The basic idea is that you take another virus and replace its genetic payload with the sequence coding for the antigen, in this case the spike protein. The goal is to induce immunity against the target antigen--the added genetic cargo. But these vaccines may also induce immunity to the vector itself. The viruses used as vectors are attenuated, or weakened, so they cannot cause disease. A lot of different viruses have been developed as vectors, and they can be broadly categorized into two buckets: replication-defective and replication-competent.
Let's start with replication-defective vectors. A very popular choice among the potential COVID-19 vaccines is adenoviruses, like these two candidates, which are both in phase 3 clinical trials. Adenoviruses are common pathogens that typically cause mild cold or flu-like symptoms. This candidate, which was developed by the University of Oxford and AstraZeneca, uses a chimpanzee adenovirus 5, while this candidate from Johnson & Johnson, uses a human adenovirus 26. In both vaccines the adenovirus vector carries the DNA coding for the spike to the host cells, but it doesn't display it on its surface. Once the virus infects a host cell, it delivers the DNA to the nucleus; the cell's machinery then expresses the spike using this DNA, similarly to what we saw with genetic vaccines. And because these adenovirus vectors are replication-defective, after the virus infects a cell, no more viruses are produced.
Now let's take a look at replication-competent virus vectors. This Warp Speed vaccine that's being developed by Merck in partnership with IAVI is an example; it uses recombinant vesicular stomatitis virus. In humans, wild-type VSV is usually asymptomatic or causes a mild flu-like illness. The researchers replaced part of its RNA sequence with RNA coding for the spike.
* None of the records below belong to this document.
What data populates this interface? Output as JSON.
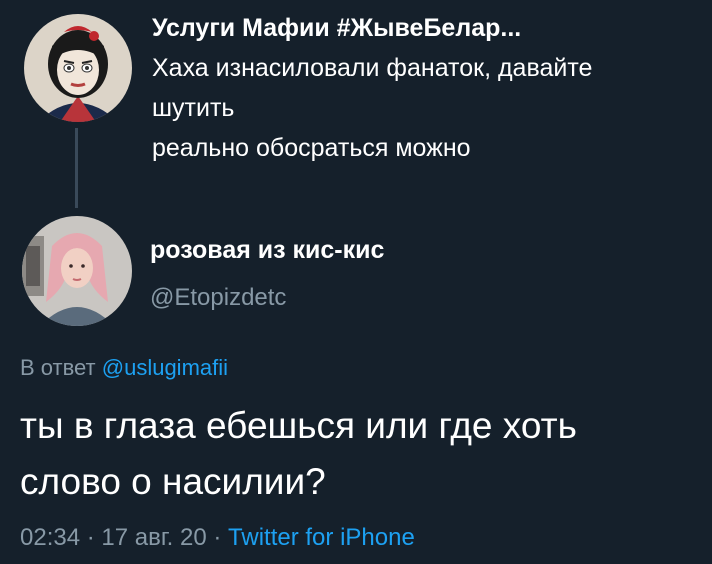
{
  "parent_tweet": {
    "author_name": "Услуги Мафии #ЖывеБелар...",
    "text_lines": [
      "Хаха изнасиловали фанаток, давайте",
      "шутить",
      "реально обосраться можно"
    ]
  },
  "tweet": {
    "author_name": "розовая из кис-кис",
    "handle": "@Etopizdetc",
    "replying_prefix": "В ответ ",
    "replying_to": "@uslugimafii",
    "text_lines": [
      "ты в глаза ебешься или где хоть",
      "слово о насилии?"
    ],
    "time": "02:34",
    "separator": " · ",
    "date": "17 авг. 20",
    "source": "Twitter for iPhone"
  },
  "colors": {
    "background": "#15202b",
    "primary_text": "#ffffff",
    "secondary_text": "#8899a6",
    "link": "#1da1f2",
    "thread_line": "#3a4a5a"
  },
  "icons": {
    "avatar_1": "cartoon-avatar-icon",
    "avatar_2": "user-photo-avatar-icon"
  }
}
Unlike the adenoviruses, this rVSV vector does display the spike on its surface. After the rVSV infects a host cell, again the cell's machinery expresses the spike; but because rVSV is replication competent, this platform mimics a real viral attack more closely.
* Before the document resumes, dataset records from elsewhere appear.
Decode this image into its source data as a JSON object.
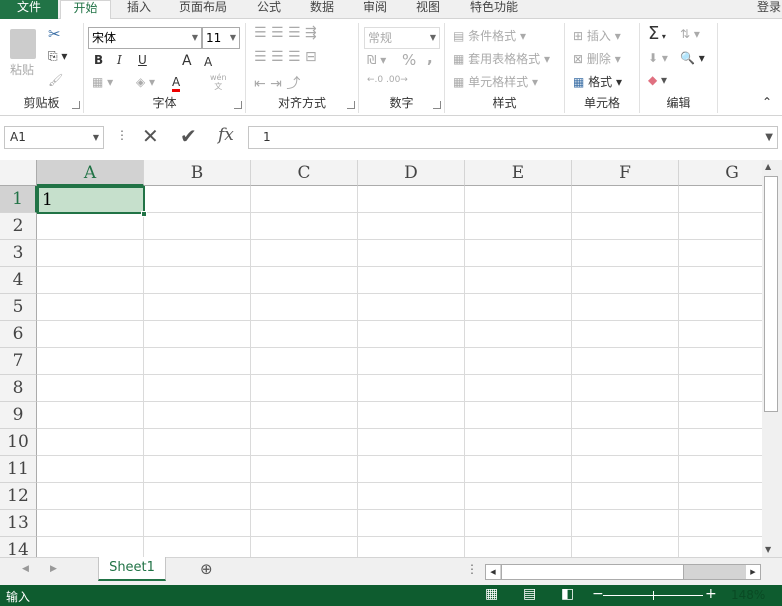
{
  "tabs": {
    "file": "文件",
    "items": [
      "开始",
      "插入",
      "页面布局",
      "公式",
      "数据",
      "审阅",
      "视图",
      "特色功能"
    ],
    "login": "登录"
  },
  "ribbon": {
    "clipboard": {
      "label": "剪贴板",
      "paste": "粘贴"
    },
    "font": {
      "label": "字体",
      "font_name": "宋体",
      "font_size": "11",
      "bold": "B",
      "italic": "I",
      "underline": "U",
      "grow": "A",
      "shrink": "A",
      "font_color": "A",
      "phonetic_top": "wén",
      "phonetic_bottom": "文"
    },
    "align": {
      "label": "对齐方式"
    },
    "number": {
      "label": "数字",
      "format": "常规",
      "percent": "%",
      "comma": ","
    },
    "styles": {
      "label": "样式",
      "conditional": "条件格式",
      "table": "套用表格格式",
      "cell_styles": "单元格样式"
    },
    "cells": {
      "label": "单元格",
      "insert": "插入",
      "delete": "删除",
      "format": "格式"
    },
    "editing": {
      "label": "编辑",
      "sum": "Σ"
    }
  },
  "formula_bar": {
    "name_box": "A1",
    "fx": "fx",
    "value": "1"
  },
  "grid": {
    "columns": [
      "A",
      "B",
      "C",
      "D",
      "E",
      "F",
      "G"
    ],
    "rows": [
      "1",
      "2",
      "3",
      "4",
      "5",
      "6",
      "7",
      "8",
      "9",
      "10",
      "11",
      "12",
      "13",
      "14"
    ],
    "selected": "A1",
    "cells": {
      "A1": "1"
    }
  },
  "sheets": {
    "tabs": [
      "Sheet1"
    ],
    "active": "Sheet1"
  },
  "status": {
    "mode": "输入",
    "zoom": "148%"
  },
  "colors": {
    "accent": "#217346",
    "status_bg": "#0e5c2f",
    "selection_fill": "#c6e0cc"
  }
}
This is the same platform that Merck used to develop a vaccine for Ebola, which was approved by the FDA last year. But so far that Ebola vaccine is the only viral vector vaccine that has gotten FDA approval. Adenovirus vectors, which are much further ahead in COVID-19 trials, have never been used in an FDA-approved vaccine, and there are likewise no FDA-approved vaccines that use DNA or mRNA platforms.
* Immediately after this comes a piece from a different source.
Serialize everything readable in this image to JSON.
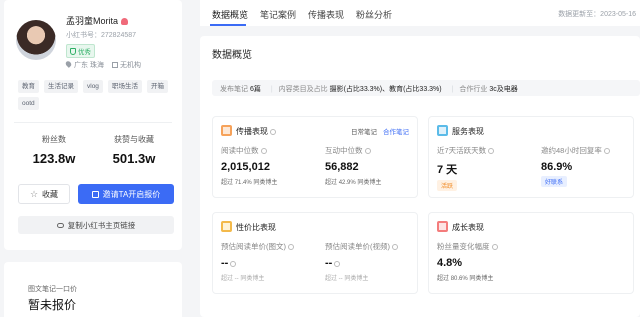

So despite the investment in these approaches, and the media attention they've been getting, it's far from certain they will curb COVID-19.
[Paul A. Offit, MD:] I think the reason that you hear the most about the mRNA vaccine or the DNA vaccine or these replication-defective adenovirus vaccines is because they're the easiest to make. So I think that's why you hear about them first, but I just would want to warn people that, you know, what you want is you want the best and safest vaccine, which may not necessarily be the first vaccines.
And the only way to find out is through rigorous trials. Before COVID-19 hit, these platforms were extensively studied in animal models, and some candidates were tested in phase 1 and 2 trials, but until now phase 3 data has been lacking.
[Paul A. Offit, MD:] This is the -- if the proof is in the pudding, the pudding is a phase three trial, a large, prospective, placebo-controlled, safety and efficacy trial.
And platforms do not save time in clinical trials. No matter the approach, rigorous safety and efficacy testing is required. The safety standard for vaccines is very high compared to other interventions, because vaccines are potentially given to millions of healthy people.
If the phase 3 trials are done correctly, there will be enough data about both safety and efficacy in diverse demographic groups to allow health officials, doctors and individuals to make informed decisions. Until that data has been adequately analyzed, it's too early to say which approaches, either novel or conventional, are the safest and most effective.
A handful of vaccines are already in phase 3 trials, so some data will be available soon; and at that point--not before--we might find out if these next-generation platforms have lived up to their potential for combating emerging infectious diseases.